Avant de commencer, Marie Pigeonnier avait donc réalisé un bénéfice, c’est-à-dire une somme qui relativement lui paraissait fantastique, car quinze jours auparavant, comme Cadet-Roussel, elle avait trois litres, deux vides et le troisième ne contenant rien.

Son mastroquet se faisait tirer l’oreille pour lui livrer quelques bouteilles à crédit.

Il y a trois jours, la misère ; et maintenant, la splendeur.

Aladin n’eût pas mieux fait avec sa lampe merveilleuse.

Le programme du concert ne manquait point d’attrait ; il fut exécuté sans accroc.

Le vrai spectacle était dans la salle.

Gustave était le point de mire de tous les assistants, et son nom courait sur toutes les lèvres.

Son allure fière, sans morgue, lui conciliait toutes les sympathies.

Il gagna plus d’un cœur à la cause française.

Aussi quand on sut qu’il irait après le concert chez la Pigeonnier, toutes les dames décidèrent, puisque ce devait être une soirée ouverte, qu’elles y danseraient.

La seule chose qui gâtât un peu la joie de Marie Pigeonnier, c’était de n’avoir pas là ses bonnes camarades ; quel aplatissement pour elles que ce triomphe.

La foule s’écrasa, en effet, dans les appartements de l’ancienne directrice de la maison de la rue de Penthièvre.

Gustave, très entouré, put cependant offrir son bras à Marie et faire plusieurs tours de salon avec elle, ils dansèrent même deux fois ensemble.

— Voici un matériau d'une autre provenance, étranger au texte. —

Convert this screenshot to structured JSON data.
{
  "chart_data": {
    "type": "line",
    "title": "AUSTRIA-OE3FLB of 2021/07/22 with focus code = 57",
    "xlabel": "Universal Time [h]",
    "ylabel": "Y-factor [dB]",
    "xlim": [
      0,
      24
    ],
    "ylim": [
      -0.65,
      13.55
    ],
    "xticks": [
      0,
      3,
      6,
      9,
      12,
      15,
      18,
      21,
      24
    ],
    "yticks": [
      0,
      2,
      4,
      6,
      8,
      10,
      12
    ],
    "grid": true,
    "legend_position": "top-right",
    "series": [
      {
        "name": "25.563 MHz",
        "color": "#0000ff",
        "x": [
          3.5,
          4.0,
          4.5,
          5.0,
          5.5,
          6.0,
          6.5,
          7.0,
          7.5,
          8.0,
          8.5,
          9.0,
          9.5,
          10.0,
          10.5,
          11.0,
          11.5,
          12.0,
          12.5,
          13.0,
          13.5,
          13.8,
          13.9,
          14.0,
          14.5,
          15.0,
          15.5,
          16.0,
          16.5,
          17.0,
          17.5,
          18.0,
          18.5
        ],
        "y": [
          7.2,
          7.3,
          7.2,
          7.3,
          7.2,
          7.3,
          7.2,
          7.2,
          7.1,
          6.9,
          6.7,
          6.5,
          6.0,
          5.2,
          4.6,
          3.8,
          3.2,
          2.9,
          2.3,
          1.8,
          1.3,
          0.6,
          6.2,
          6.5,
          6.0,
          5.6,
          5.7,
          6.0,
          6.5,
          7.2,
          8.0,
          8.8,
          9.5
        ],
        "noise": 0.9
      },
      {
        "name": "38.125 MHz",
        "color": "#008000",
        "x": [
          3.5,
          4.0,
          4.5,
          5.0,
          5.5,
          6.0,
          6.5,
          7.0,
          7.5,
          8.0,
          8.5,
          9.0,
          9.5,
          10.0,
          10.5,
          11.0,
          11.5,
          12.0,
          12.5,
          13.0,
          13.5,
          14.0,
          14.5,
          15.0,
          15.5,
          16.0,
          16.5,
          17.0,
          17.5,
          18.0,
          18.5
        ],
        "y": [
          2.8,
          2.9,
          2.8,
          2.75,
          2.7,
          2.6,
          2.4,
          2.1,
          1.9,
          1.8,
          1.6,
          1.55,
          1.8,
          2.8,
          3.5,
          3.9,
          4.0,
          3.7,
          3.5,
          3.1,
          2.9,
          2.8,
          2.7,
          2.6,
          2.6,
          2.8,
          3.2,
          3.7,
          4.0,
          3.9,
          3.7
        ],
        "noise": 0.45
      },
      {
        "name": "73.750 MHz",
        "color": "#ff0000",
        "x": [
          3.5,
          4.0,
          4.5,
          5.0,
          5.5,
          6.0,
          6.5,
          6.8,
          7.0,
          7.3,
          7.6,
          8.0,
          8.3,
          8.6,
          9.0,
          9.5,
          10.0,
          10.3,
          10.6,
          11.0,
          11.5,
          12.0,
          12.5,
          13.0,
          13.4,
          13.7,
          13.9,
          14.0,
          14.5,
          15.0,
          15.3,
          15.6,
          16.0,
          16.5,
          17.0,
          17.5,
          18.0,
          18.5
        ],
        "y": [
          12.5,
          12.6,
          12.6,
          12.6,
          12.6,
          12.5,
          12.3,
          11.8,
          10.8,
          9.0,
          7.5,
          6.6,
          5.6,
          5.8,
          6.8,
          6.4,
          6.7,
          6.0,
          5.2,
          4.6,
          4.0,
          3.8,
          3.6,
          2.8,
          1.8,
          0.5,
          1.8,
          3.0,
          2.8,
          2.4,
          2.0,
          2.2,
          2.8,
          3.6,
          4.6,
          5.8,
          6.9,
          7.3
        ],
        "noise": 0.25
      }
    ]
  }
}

La société berlinoise n’est pas bégueule ; pourvu qu’un pavillon propre couvre la marchandise, si dégoûtante que soit cette marchandise, elle ne se formalise pas de son contact.

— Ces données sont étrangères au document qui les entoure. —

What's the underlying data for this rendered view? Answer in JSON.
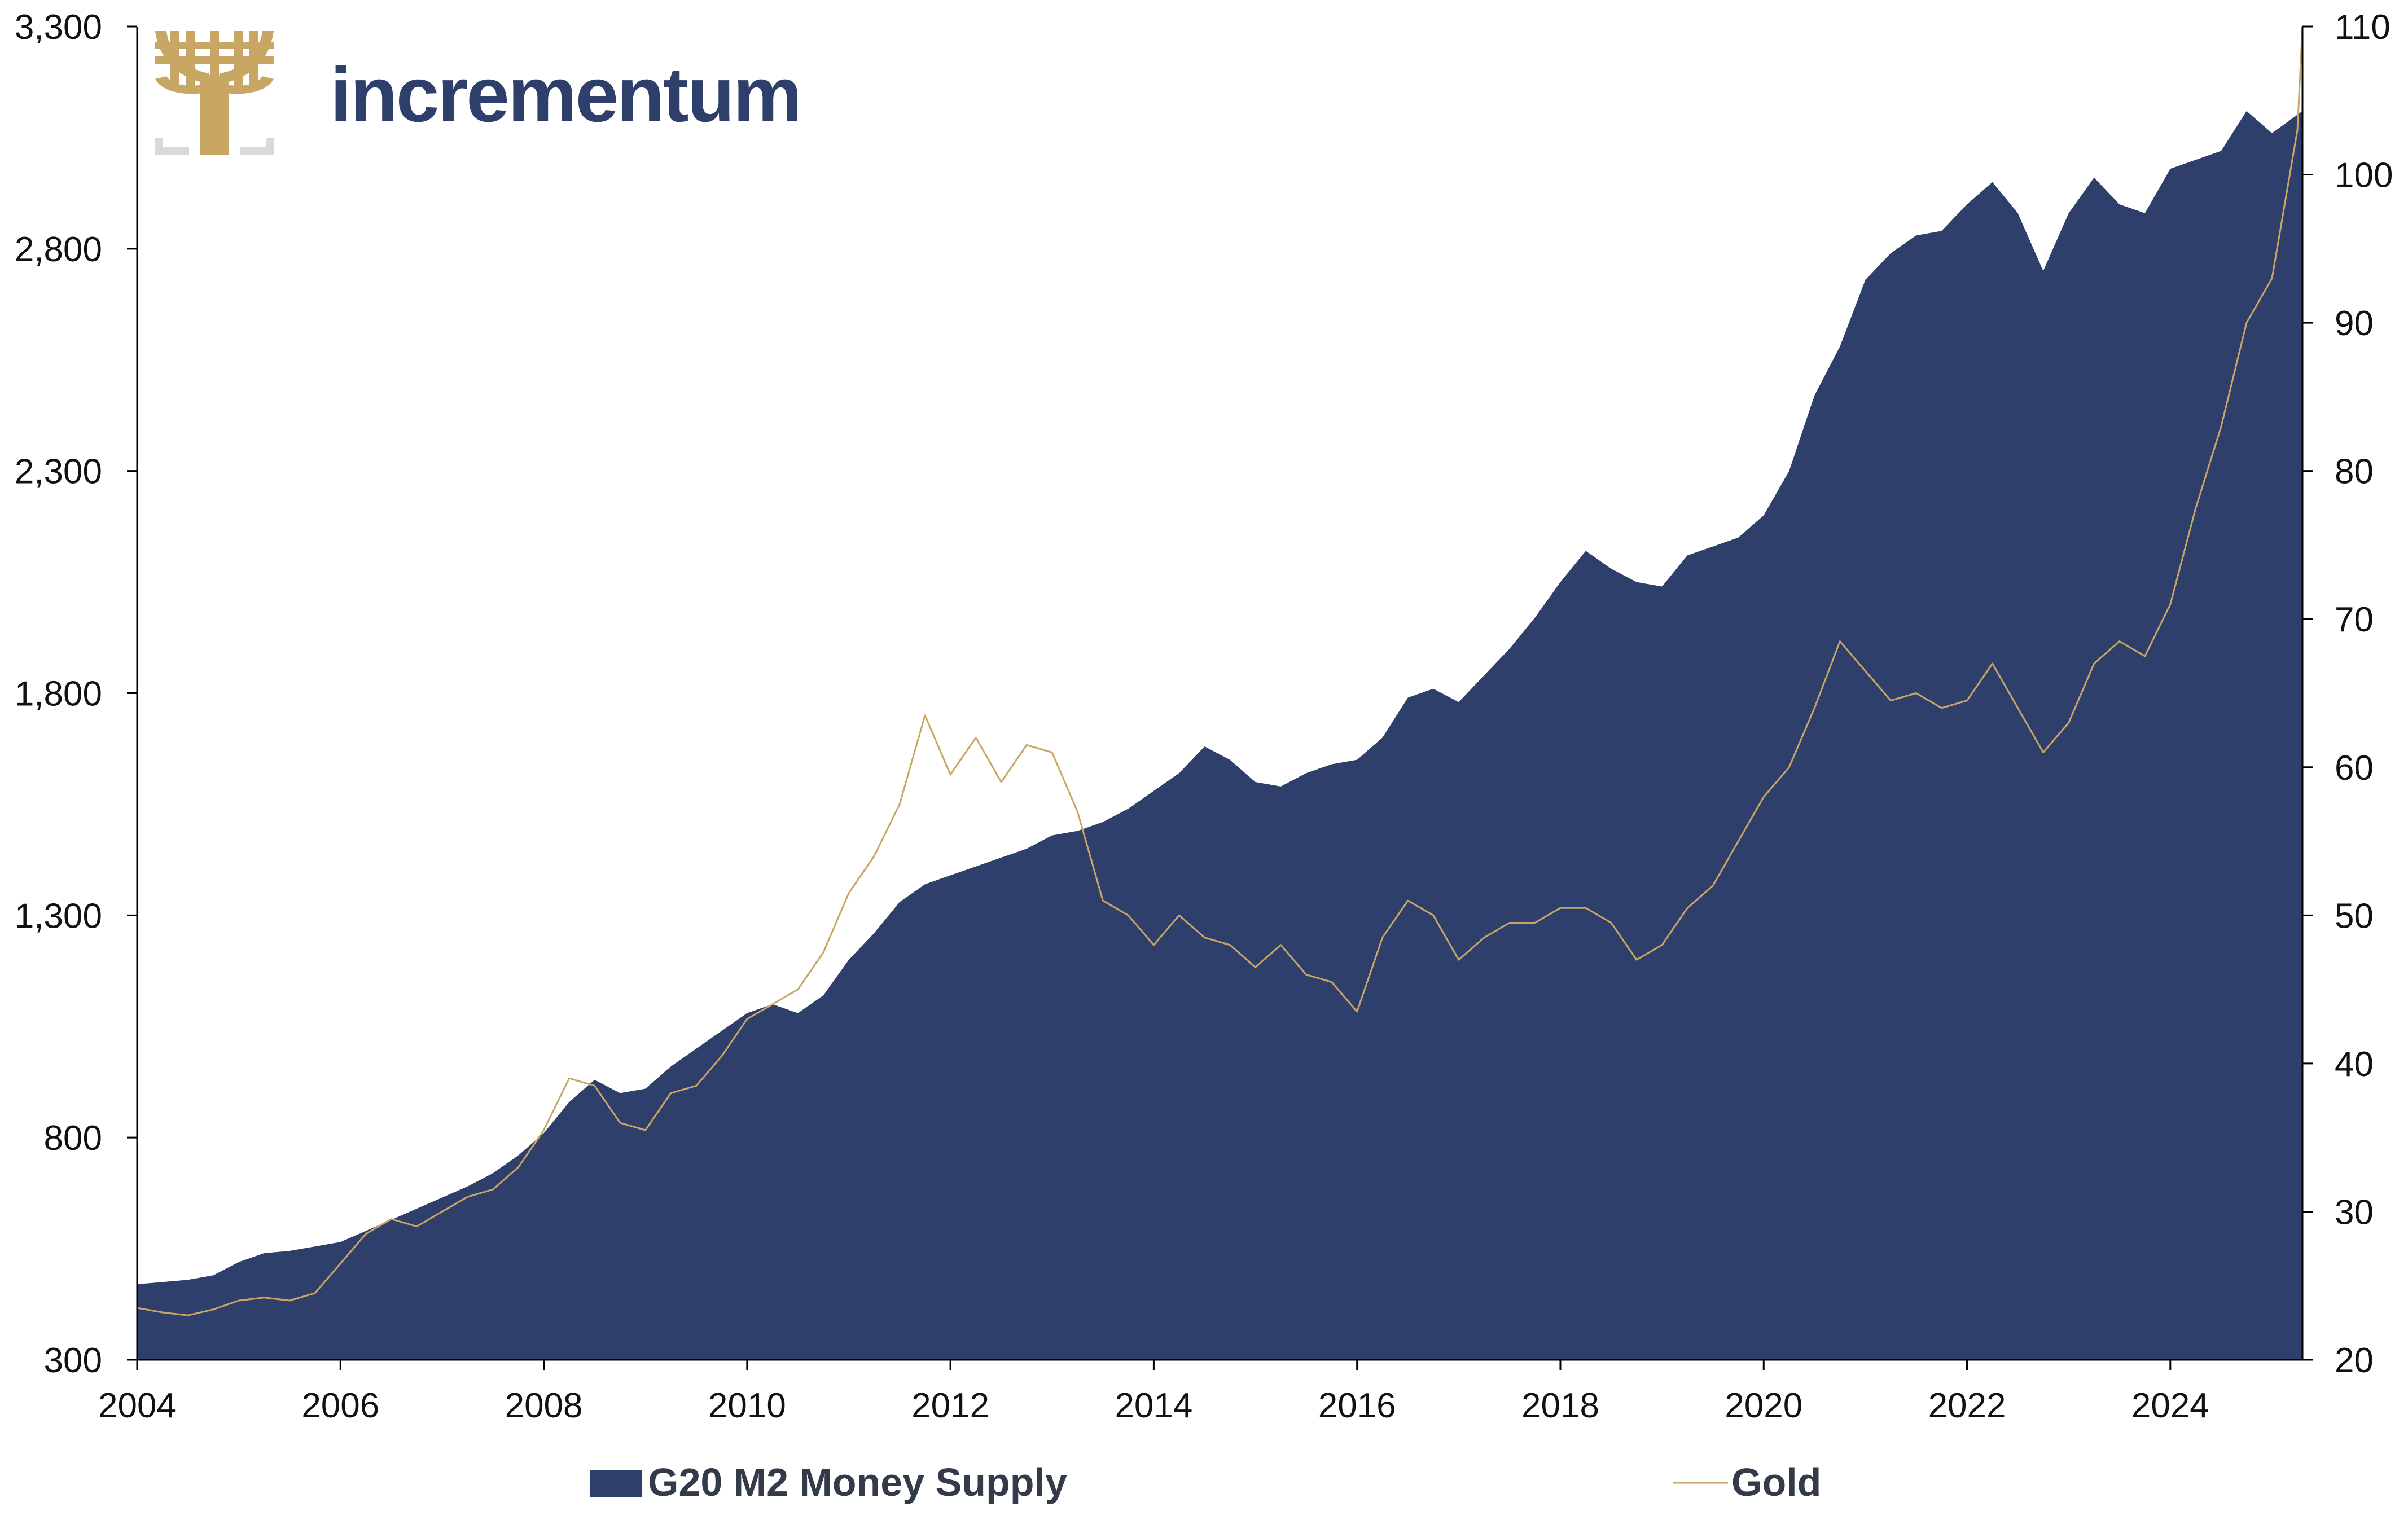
{
  "brand": {
    "name": "incrementum",
    "logo_color": "#c8a664",
    "text_color": "#2f3f6b"
  },
  "colors": {
    "m2_fill": "#2f3f6b",
    "gold_line": "#c8a664",
    "axis": "#000000"
  },
  "chart_data": {
    "type": "area",
    "title": "",
    "xlabel": "",
    "ylabel_left": "",
    "ylabel_right": "",
    "xlim": [
      2004.0,
      2025.3
    ],
    "ylim_left": [
      300,
      3300
    ],
    "ylim_right": [
      20,
      110
    ],
    "x_ticks": [
      "2004",
      "2006",
      "2008",
      "2010",
      "2012",
      "2014",
      "2016",
      "2018",
      "2020",
      "2022",
      "2024"
    ],
    "y_left_ticks": [
      "300",
      "800",
      "1,300",
      "1,800",
      "2,300",
      "2,800",
      "3,300"
    ],
    "y_right_ticks": [
      "20",
      "30",
      "40",
      "50",
      "60",
      "70",
      "80",
      "90",
      "100",
      "110"
    ],
    "grid": false,
    "legend_position": "bottom",
    "series": [
      {
        "name": "G20 M2 Money Supply",
        "type": "area",
        "axis": "left",
        "color": "#2f3f6b",
        "points": [
          [
            2004.0,
            470
          ],
          [
            2004.25,
            475
          ],
          [
            2004.5,
            480
          ],
          [
            2004.75,
            490
          ],
          [
            2005.0,
            520
          ],
          [
            2005.25,
            540
          ],
          [
            2005.5,
            545
          ],
          [
            2005.75,
            555
          ],
          [
            2006.0,
            565
          ],
          [
            2006.25,
            590
          ],
          [
            2006.5,
            615
          ],
          [
            2006.75,
            640
          ],
          [
            2007.0,
            665
          ],
          [
            2007.25,
            690
          ],
          [
            2007.5,
            720
          ],
          [
            2007.75,
            760
          ],
          [
            2008.0,
            810
          ],
          [
            2008.25,
            880
          ],
          [
            2008.5,
            930
          ],
          [
            2008.75,
            900
          ],
          [
            2009.0,
            910
          ],
          [
            2009.25,
            960
          ],
          [
            2009.5,
            1000
          ],
          [
            2009.75,
            1040
          ],
          [
            2010.0,
            1080
          ],
          [
            2010.25,
            1100
          ],
          [
            2010.5,
            1080
          ],
          [
            2010.75,
            1120
          ],
          [
            2011.0,
            1200
          ],
          [
            2011.25,
            1260
          ],
          [
            2011.5,
            1330
          ],
          [
            2011.75,
            1370
          ],
          [
            2012.0,
            1390
          ],
          [
            2012.25,
            1410
          ],
          [
            2012.5,
            1430
          ],
          [
            2012.75,
            1450
          ],
          [
            2013.0,
            1480
          ],
          [
            2013.25,
            1490
          ],
          [
            2013.5,
            1510
          ],
          [
            2013.75,
            1540
          ],
          [
            2014.0,
            1580
          ],
          [
            2014.25,
            1620
          ],
          [
            2014.5,
            1680
          ],
          [
            2014.75,
            1650
          ],
          [
            2015.0,
            1600
          ],
          [
            2015.25,
            1590
          ],
          [
            2015.5,
            1620
          ],
          [
            2015.75,
            1640
          ],
          [
            2016.0,
            1650
          ],
          [
            2016.25,
            1700
          ],
          [
            2016.5,
            1790
          ],
          [
            2016.75,
            1810
          ],
          [
            2017.0,
            1780
          ],
          [
            2017.25,
            1840
          ],
          [
            2017.5,
            1900
          ],
          [
            2017.75,
            1970
          ],
          [
            2018.0,
            2050
          ],
          [
            2018.25,
            2120
          ],
          [
            2018.5,
            2080
          ],
          [
            2018.75,
            2050
          ],
          [
            2019.0,
            2040
          ],
          [
            2019.25,
            2110
          ],
          [
            2019.5,
            2130
          ],
          [
            2019.75,
            2150
          ],
          [
            2020.0,
            2200
          ],
          [
            2020.25,
            2300
          ],
          [
            2020.5,
            2470
          ],
          [
            2020.75,
            2580
          ],
          [
            2021.0,
            2730
          ],
          [
            2021.25,
            2790
          ],
          [
            2021.5,
            2830
          ],
          [
            2021.75,
            2840
          ],
          [
            2022.0,
            2900
          ],
          [
            2022.25,
            2950
          ],
          [
            2022.5,
            2880
          ],
          [
            2022.75,
            2750
          ],
          [
            2023.0,
            2880
          ],
          [
            2023.25,
            2960
          ],
          [
            2023.5,
            2900
          ],
          [
            2023.75,
            2880
          ],
          [
            2024.0,
            2980
          ],
          [
            2024.25,
            3000
          ],
          [
            2024.5,
            3020
          ],
          [
            2024.75,
            3110
          ],
          [
            2025.0,
            3060
          ],
          [
            2025.3,
            3110
          ]
        ]
      },
      {
        "name": "Gold",
        "type": "line",
        "axis": "right",
        "color": "#c8a664",
        "points": [
          [
            2004.0,
            23.5
          ],
          [
            2004.25,
            23.2
          ],
          [
            2004.5,
            23.0
          ],
          [
            2004.75,
            23.4
          ],
          [
            2005.0,
            24.0
          ],
          [
            2005.25,
            24.2
          ],
          [
            2005.5,
            24.0
          ],
          [
            2005.75,
            24.5
          ],
          [
            2006.0,
            26.5
          ],
          [
            2006.25,
            28.5
          ],
          [
            2006.5,
            29.5
          ],
          [
            2006.75,
            29.0
          ],
          [
            2007.0,
            30.0
          ],
          [
            2007.25,
            31.0
          ],
          [
            2007.5,
            31.5
          ],
          [
            2007.75,
            33.0
          ],
          [
            2008.0,
            35.5
          ],
          [
            2008.25,
            39.0
          ],
          [
            2008.5,
            38.5
          ],
          [
            2008.75,
            36.0
          ],
          [
            2009.0,
            35.5
          ],
          [
            2009.25,
            38.0
          ],
          [
            2009.5,
            38.5
          ],
          [
            2009.75,
            40.5
          ],
          [
            2010.0,
            43.0
          ],
          [
            2010.25,
            44.0
          ],
          [
            2010.5,
            45.0
          ],
          [
            2010.75,
            47.5
          ],
          [
            2011.0,
            51.5
          ],
          [
            2011.25,
            54.0
          ],
          [
            2011.5,
            57.5
          ],
          [
            2011.75,
            63.5
          ],
          [
            2012.0,
            59.5
          ],
          [
            2012.25,
            62.0
          ],
          [
            2012.5,
            59.0
          ],
          [
            2012.75,
            61.5
          ],
          [
            2013.0,
            61.0
          ],
          [
            2013.25,
            57.0
          ],
          [
            2013.5,
            51.0
          ],
          [
            2013.75,
            50.0
          ],
          [
            2014.0,
            48.0
          ],
          [
            2014.25,
            50.0
          ],
          [
            2014.5,
            48.5
          ],
          [
            2014.75,
            48.0
          ],
          [
            2015.0,
            46.5
          ],
          [
            2015.25,
            48.0
          ],
          [
            2015.5,
            46.0
          ],
          [
            2015.75,
            45.5
          ],
          [
            2016.0,
            43.5
          ],
          [
            2016.25,
            48.5
          ],
          [
            2016.5,
            51.0
          ],
          [
            2016.75,
            50.0
          ],
          [
            2017.0,
            47.0
          ],
          [
            2017.25,
            48.5
          ],
          [
            2017.5,
            49.5
          ],
          [
            2017.75,
            49.5
          ],
          [
            2018.0,
            50.5
          ],
          [
            2018.25,
            50.5
          ],
          [
            2018.5,
            49.5
          ],
          [
            2018.75,
            47.0
          ],
          [
            2019.0,
            48.0
          ],
          [
            2019.25,
            50.5
          ],
          [
            2019.5,
            52.0
          ],
          [
            2019.75,
            55.0
          ],
          [
            2020.0,
            58.0
          ],
          [
            2020.25,
            60.0
          ],
          [
            2020.5,
            64.0
          ],
          [
            2020.75,
            68.5
          ],
          [
            2021.0,
            66.5
          ],
          [
            2021.25,
            64.5
          ],
          [
            2021.5,
            65.0
          ],
          [
            2021.75,
            64.0
          ],
          [
            2022.0,
            64.5
          ],
          [
            2022.25,
            67.0
          ],
          [
            2022.5,
            64.0
          ],
          [
            2022.75,
            61.0
          ],
          [
            2023.0,
            63.0
          ],
          [
            2023.25,
            67.0
          ],
          [
            2023.5,
            68.5
          ],
          [
            2023.75,
            67.5
          ],
          [
            2024.0,
            71.0
          ],
          [
            2024.25,
            77.5
          ],
          [
            2024.5,
            83.0
          ],
          [
            2024.75,
            90.0
          ],
          [
            2025.0,
            93.0
          ],
          [
            2025.25,
            103.0
          ],
          [
            2025.3,
            110.0
          ]
        ]
      }
    ]
  }
}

Pour le coup, Marie Pigeonnier pouvait prétendre aux plus belles places dans les fêtes, elle pouvait se présenter partout, sûre d’être poliment reçue.

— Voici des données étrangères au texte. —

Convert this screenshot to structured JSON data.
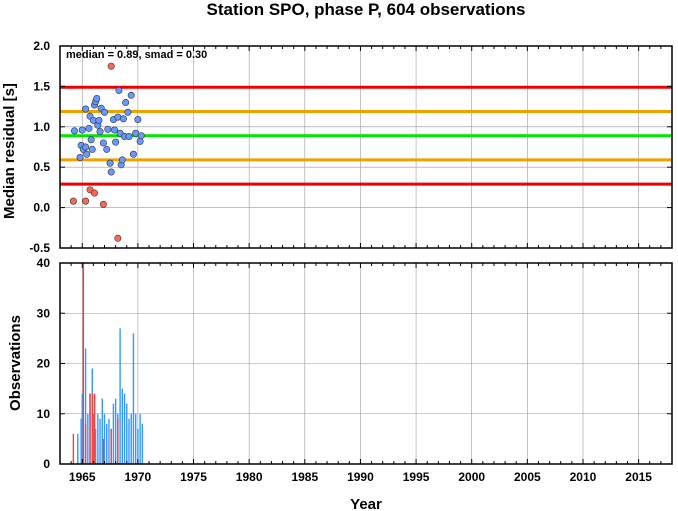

Que de reconnaissance elle gardait au fond du cœur pour ce bon Gustave qui lui avait rendu un si grand service… sans s’en douter, car ce haut personnage avait fait cela de bonne humeur, n’ayant pas songé un seul instant au parti énorme que son amie se proposait de tirer de son patronage.

Gustave devant quitter Berlin le lendemain même, il est probable qu’il ne saurait jamais à quel tripotage il s’était inconsciemment prêté.

Le bal fut brillant et très animé, il ne cessa qu’avec le jour ; les invités se retirèrent enchantés, déclarant qu’ils avaient passé une nuit délicieuse et qu’ils s’étaient fort amusés.

La Pigeonnier n’avait point perdu son temps.

Bon nombre d’intrigues se nouèrent par son intermédiaire et sous son aile.

Elle ménagea d’intéressantes entrevues ; favorisa de mystérieux entretiens ; provoqua de coupables rencontres ; et entre deux danses oublia comme par mégarde des amoureux dans sa chambre à coucher, dont par distraction elle fermait la porte.

Bien entendu après quelques instants, elle venait délivrer les heureux prisonniers, s’excusant de son étourderie.

Ah ! si les canapés, les chaises longues et les coussins pouvaient parler.

Naturellement on n’oublierait pas une maison aussi hospitalière ; c’est sur quoi Marie comptait.

L’entreprise était hardie, la Pigeonnier pouvait s’y rompre les os, heureusement pour elle, loin de tourner à sa confusion, cette fête l’avait couverte de gloire.

Audaces fortuna juvat.

Pendant longtemps son nom fut mêlé à toutes les conversations, on enviait les personnes qui avaient eu la bonne fortune d’aller chez cette belle comédienne.

Les hommes en parlaient moins, mais in petto ils se promettaient de lui rendre par ci par là quelques petites visites.

Sauf la langue de sa nouvelle clientèle, Marie Pigeonnier aurait pu se croire dans son hôtel de la rue de Penthièvre.